Friday April 26th, 2024 11:40PM

Piedmont's Mellichamp, Taylor featured at Indiana U. conference

By Ken Stanford Contributing Editor

DEMOREST - Piedmont College was well represented at the Indiana University Jacobs School of Music’s 2015 Fall Organ Conference held in Bloomington, Indiana, recently.

Piedmont President Dr. James F. Mellichamp received the Ragatz Distinguished Organist Alumni Award, while the Rev. Barbara Brown Taylor, professor of religion at Piedmont, delivered the conference keynote address. Mellichamp also made a presentation to the conference titled “Your Vocation Lies Elsewhere: Reflections of an Organist Turned College President.”

Named for the late Oswald Gleason Ragatz, who led the Organ Department at Indiana University for more than 40 years, the Ragatz Award is presented every two years to a Jacobs School graduate based on their contributions to the organ and church music fields.

Originally from Toccoa, Dr. Mellichamp’s concert career spans more than 40 years, and he has made appearances as an organist throughout the U.S., Canada, and Europe. A member of the music faculty at Piedmont since 1982, he has designed some 50 organs for churches and colleges in the United States. Dr. Mellichamp graduated from Huntingdon College and earned a diploma from the Hochschule fuer Musik in Herford, Germany, before earning a doctor of music degree from the Jacobs School of Music at Indiana University.

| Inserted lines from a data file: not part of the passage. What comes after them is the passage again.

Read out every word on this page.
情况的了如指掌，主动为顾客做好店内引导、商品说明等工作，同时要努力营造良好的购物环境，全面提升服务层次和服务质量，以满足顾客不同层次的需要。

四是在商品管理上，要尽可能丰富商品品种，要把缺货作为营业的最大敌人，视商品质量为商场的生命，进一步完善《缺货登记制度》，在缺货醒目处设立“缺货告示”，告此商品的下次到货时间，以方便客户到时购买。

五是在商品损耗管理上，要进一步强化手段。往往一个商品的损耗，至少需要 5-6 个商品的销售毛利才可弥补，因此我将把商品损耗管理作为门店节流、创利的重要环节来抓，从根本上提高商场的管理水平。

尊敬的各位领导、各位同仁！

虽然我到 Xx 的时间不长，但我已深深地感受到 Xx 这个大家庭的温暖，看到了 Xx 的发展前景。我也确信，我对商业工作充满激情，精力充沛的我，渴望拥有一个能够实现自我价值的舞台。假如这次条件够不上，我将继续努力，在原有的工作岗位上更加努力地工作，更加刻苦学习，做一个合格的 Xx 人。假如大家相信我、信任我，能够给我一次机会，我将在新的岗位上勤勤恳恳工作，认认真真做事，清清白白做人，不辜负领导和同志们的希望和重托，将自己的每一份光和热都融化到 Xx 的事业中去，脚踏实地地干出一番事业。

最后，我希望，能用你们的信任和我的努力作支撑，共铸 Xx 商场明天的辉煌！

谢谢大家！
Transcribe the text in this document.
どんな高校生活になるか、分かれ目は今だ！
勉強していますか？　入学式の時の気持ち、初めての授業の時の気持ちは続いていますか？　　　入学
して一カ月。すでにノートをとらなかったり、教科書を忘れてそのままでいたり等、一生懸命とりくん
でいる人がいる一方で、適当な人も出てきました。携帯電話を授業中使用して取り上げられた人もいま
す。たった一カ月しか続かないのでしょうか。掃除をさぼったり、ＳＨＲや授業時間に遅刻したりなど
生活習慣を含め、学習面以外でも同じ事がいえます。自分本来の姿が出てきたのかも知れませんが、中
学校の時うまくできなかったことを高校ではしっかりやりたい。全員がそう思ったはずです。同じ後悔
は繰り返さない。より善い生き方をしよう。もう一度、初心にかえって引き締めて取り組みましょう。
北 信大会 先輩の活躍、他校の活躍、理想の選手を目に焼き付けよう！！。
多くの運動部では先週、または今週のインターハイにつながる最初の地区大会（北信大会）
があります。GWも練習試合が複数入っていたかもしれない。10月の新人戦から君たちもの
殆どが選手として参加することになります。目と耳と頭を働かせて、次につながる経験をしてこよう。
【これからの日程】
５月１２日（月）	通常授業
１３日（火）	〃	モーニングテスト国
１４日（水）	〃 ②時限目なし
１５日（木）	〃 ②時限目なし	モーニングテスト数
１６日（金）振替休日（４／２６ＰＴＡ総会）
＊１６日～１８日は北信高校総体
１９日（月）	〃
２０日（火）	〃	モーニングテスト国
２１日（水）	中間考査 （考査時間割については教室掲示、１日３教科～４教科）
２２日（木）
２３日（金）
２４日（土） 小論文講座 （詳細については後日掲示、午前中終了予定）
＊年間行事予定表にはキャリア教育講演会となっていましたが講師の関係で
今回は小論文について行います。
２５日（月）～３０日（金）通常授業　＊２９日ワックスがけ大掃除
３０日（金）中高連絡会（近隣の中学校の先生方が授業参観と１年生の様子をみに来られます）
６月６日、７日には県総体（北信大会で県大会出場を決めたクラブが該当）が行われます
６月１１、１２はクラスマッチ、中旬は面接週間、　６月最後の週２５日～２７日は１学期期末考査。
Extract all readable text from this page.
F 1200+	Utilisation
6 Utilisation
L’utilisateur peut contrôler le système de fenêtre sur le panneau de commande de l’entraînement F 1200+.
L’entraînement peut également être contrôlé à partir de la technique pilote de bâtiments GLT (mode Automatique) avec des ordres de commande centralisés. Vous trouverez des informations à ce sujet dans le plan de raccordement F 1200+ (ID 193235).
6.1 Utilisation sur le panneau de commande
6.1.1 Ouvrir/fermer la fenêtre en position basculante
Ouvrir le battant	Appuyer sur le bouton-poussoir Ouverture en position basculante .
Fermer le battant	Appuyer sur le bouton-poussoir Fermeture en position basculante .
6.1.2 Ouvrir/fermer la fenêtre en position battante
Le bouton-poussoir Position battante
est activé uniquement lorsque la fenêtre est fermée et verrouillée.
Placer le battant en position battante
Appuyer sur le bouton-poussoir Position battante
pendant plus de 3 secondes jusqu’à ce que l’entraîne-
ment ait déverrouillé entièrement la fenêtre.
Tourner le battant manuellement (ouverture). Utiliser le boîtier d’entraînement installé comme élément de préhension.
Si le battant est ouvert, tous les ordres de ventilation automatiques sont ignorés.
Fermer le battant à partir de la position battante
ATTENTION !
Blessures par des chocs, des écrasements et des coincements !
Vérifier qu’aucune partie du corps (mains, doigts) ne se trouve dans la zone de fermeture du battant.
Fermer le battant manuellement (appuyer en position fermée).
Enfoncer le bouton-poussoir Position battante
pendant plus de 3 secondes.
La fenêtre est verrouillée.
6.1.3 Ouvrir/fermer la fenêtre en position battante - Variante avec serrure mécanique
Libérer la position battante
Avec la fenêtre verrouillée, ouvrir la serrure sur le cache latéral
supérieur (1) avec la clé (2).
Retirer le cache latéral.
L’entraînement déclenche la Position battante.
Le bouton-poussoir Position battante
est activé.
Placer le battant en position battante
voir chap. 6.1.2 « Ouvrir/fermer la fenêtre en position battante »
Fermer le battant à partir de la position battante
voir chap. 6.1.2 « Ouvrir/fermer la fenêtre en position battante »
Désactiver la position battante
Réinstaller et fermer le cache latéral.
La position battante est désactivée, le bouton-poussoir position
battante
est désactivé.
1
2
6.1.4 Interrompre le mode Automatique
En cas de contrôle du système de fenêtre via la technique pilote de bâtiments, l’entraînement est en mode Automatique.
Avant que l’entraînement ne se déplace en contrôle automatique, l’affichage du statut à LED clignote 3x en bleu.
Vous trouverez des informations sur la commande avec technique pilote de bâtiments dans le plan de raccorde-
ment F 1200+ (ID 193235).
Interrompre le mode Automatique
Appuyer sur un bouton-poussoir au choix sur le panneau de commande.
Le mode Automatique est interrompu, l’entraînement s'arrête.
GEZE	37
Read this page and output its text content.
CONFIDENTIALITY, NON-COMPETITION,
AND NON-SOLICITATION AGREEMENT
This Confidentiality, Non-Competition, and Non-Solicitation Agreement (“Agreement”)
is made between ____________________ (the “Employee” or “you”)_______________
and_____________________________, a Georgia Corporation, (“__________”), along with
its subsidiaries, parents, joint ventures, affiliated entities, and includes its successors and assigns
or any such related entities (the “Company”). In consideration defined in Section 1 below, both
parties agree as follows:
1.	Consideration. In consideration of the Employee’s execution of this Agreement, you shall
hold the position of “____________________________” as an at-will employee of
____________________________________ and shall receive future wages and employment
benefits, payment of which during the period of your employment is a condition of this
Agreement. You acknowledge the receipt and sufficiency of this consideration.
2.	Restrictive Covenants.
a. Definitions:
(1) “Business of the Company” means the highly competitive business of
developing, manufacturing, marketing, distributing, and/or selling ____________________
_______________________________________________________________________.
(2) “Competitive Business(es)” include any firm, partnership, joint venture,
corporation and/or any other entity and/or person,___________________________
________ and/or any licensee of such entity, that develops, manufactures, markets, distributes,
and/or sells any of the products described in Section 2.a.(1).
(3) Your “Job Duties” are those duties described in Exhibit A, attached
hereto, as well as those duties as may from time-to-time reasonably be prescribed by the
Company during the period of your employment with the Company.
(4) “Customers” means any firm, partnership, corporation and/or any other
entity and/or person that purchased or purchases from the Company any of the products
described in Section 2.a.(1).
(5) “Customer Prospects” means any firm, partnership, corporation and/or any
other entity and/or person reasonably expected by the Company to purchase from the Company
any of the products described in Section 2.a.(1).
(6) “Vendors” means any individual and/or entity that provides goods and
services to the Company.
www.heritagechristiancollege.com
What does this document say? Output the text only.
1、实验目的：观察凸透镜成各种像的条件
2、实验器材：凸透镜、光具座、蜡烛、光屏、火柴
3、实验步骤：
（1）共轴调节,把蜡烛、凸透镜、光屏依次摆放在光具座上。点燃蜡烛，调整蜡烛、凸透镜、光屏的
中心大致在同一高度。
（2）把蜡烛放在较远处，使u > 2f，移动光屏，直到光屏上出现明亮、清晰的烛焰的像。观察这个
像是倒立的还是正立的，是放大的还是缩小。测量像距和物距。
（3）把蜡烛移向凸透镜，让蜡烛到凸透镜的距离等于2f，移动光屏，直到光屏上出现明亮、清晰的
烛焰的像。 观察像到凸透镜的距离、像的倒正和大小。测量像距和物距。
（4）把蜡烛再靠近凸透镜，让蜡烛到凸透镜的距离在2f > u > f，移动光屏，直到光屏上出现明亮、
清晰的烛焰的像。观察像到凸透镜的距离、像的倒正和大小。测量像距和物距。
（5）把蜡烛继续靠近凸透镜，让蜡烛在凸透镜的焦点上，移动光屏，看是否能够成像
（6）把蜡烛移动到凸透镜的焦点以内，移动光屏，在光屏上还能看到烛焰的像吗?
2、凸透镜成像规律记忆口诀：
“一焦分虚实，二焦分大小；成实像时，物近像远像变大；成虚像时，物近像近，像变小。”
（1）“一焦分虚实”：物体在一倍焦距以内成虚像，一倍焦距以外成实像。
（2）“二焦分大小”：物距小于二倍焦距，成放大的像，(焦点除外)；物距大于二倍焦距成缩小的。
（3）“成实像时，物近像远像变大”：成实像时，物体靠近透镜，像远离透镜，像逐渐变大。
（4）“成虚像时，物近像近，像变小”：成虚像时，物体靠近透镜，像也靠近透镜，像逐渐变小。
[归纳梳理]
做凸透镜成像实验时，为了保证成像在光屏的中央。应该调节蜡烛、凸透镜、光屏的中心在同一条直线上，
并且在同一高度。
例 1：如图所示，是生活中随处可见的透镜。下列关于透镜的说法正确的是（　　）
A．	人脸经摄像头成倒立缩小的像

Taylor is the Butman Professor of Religion at Piedmont, where she has taught since 1998. An Episcopal priest since 1984, she is the author of 13 books on religion, including the New York Times bestsellers “Learning to Walk in the Dark,” and “An Altar in the World.” Her first memoir, “Leaving Church,” won the 2006 Author of the Year award from the Georgia Writers Association. In 2014, Taylor was named by Time magazine as one of the “100 Most Influential People in the World,” for her writing and preaching.